最終的に、NATO が苦境に陥っているのは、まさにそれがあまりにも長く続いており、共通の価値観や大西洋を越えた連帯に関するよく知られた常套句が、特に若い世代にとってかつてほど強力に響いていないためである。ヨーロッパ系アメリカ人の割合は減少しており、「故国(old country)」との感情的なつながりはより薄れており、第二次世界大戦、ベルリン空輸、ベルリンの壁崩壊などの出来事は、成人した若者にとっては古い歴史となっている。テロとの世界的な戦争や2008年の金融危機のさなか、その政治意識は権力政治よりも気候変動に集中していた。当然のことながら、若いアメリカ人は、これまでの世代ほどアメリカの例外主義の主張に説得力を持たず、積極的な国際主義者(internationalist)の役割を支持する傾向が低い。これらはいずれも、池の向こうで問題が発生するたびに、アメリカが初期対応者として行動することに依然として大きく依存している安全保障パートナーシップにとって良い兆しではない。
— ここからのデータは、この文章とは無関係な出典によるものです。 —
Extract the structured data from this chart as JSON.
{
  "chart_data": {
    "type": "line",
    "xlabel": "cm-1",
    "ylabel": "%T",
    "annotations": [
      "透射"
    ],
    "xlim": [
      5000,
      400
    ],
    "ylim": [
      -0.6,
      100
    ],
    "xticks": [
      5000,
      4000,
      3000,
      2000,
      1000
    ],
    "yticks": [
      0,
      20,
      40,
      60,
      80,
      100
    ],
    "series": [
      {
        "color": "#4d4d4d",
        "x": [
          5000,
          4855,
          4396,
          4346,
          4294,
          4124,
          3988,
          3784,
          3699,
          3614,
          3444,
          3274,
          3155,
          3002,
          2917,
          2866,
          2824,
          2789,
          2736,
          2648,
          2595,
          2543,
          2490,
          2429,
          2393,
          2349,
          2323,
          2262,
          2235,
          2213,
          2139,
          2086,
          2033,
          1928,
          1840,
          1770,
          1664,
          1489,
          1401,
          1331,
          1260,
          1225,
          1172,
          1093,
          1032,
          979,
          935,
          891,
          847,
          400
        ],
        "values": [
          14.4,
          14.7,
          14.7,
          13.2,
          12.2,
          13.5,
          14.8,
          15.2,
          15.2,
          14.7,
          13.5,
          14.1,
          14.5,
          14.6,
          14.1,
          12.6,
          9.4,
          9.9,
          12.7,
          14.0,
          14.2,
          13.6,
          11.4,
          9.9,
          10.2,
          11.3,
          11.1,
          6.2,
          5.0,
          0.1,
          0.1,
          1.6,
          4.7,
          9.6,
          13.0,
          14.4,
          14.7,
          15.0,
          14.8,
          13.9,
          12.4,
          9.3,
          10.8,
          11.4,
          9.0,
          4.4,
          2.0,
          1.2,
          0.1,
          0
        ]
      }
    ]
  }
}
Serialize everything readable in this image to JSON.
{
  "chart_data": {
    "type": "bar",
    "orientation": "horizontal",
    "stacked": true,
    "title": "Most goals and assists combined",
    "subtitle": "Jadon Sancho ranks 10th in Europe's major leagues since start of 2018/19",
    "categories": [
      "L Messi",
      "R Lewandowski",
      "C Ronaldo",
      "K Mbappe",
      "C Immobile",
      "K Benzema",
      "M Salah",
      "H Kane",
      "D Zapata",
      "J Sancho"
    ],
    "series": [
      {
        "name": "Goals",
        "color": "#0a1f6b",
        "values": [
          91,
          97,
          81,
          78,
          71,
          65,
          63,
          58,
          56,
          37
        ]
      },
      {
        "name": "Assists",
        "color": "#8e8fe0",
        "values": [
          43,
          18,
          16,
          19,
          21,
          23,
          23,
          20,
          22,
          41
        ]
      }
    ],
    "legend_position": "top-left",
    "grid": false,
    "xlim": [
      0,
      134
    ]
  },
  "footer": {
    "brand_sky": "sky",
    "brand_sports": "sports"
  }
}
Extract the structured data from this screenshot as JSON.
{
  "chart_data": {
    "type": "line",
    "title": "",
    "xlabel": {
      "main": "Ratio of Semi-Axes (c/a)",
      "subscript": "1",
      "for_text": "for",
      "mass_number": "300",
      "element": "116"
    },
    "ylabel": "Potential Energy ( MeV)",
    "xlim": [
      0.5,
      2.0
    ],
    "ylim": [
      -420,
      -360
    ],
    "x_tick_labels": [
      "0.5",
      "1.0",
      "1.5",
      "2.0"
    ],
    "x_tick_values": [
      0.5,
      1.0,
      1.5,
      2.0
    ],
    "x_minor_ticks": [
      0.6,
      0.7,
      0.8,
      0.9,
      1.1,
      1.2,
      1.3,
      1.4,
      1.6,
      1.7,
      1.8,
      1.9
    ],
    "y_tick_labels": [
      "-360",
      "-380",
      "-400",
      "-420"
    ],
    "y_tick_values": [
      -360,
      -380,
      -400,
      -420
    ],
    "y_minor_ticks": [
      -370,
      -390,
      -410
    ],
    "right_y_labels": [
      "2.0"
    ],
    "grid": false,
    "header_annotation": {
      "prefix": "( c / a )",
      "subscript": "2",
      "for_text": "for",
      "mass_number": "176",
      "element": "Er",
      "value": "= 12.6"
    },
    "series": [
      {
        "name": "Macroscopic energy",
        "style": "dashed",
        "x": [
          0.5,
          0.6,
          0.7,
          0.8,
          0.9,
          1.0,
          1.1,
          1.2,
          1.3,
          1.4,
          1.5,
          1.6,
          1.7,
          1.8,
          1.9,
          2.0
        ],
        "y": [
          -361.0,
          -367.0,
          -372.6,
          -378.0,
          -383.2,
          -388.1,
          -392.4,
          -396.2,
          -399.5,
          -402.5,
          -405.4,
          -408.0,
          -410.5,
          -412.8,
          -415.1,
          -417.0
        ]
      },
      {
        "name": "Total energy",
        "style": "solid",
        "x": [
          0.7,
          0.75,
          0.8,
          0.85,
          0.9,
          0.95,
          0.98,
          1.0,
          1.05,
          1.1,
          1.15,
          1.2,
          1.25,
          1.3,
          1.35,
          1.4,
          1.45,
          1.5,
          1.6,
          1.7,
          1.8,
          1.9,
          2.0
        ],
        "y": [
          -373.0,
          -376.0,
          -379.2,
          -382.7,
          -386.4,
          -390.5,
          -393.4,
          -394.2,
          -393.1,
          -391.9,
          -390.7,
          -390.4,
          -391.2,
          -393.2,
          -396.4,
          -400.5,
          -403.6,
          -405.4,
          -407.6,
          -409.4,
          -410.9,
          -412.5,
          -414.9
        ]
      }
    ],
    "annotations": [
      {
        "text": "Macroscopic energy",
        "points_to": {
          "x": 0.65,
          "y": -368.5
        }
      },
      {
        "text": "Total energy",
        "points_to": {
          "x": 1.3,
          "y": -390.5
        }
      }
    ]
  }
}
繰り返しになるが、たとえトランプが再び大統領になり、より多くのNATO懐疑論者がヨーロッパで権力を握ったとしても、NATOが崩壊するということに私は疑いを持っている。しかし、ヨーロッパとアメリカを徐々に引き離す強力な構造的力が存在しており、11月にアメリカで、そして、ウクライナで、あるいはヨーロッパ自体で何が起きようと、こうした傾向は続くだろう。よって、NATO結成75周年を祝うのは良いが、大西洋を越えた団結に関する充実した声明を耳にしても、それについてあまり真剣に受け止めない方が良い。ヨーロッパとアメリカは、徐々に離れて言っているが、唯一重要な問題は、その乖離がどれくらいのスピードで起こり、どこまで広がるかということだ。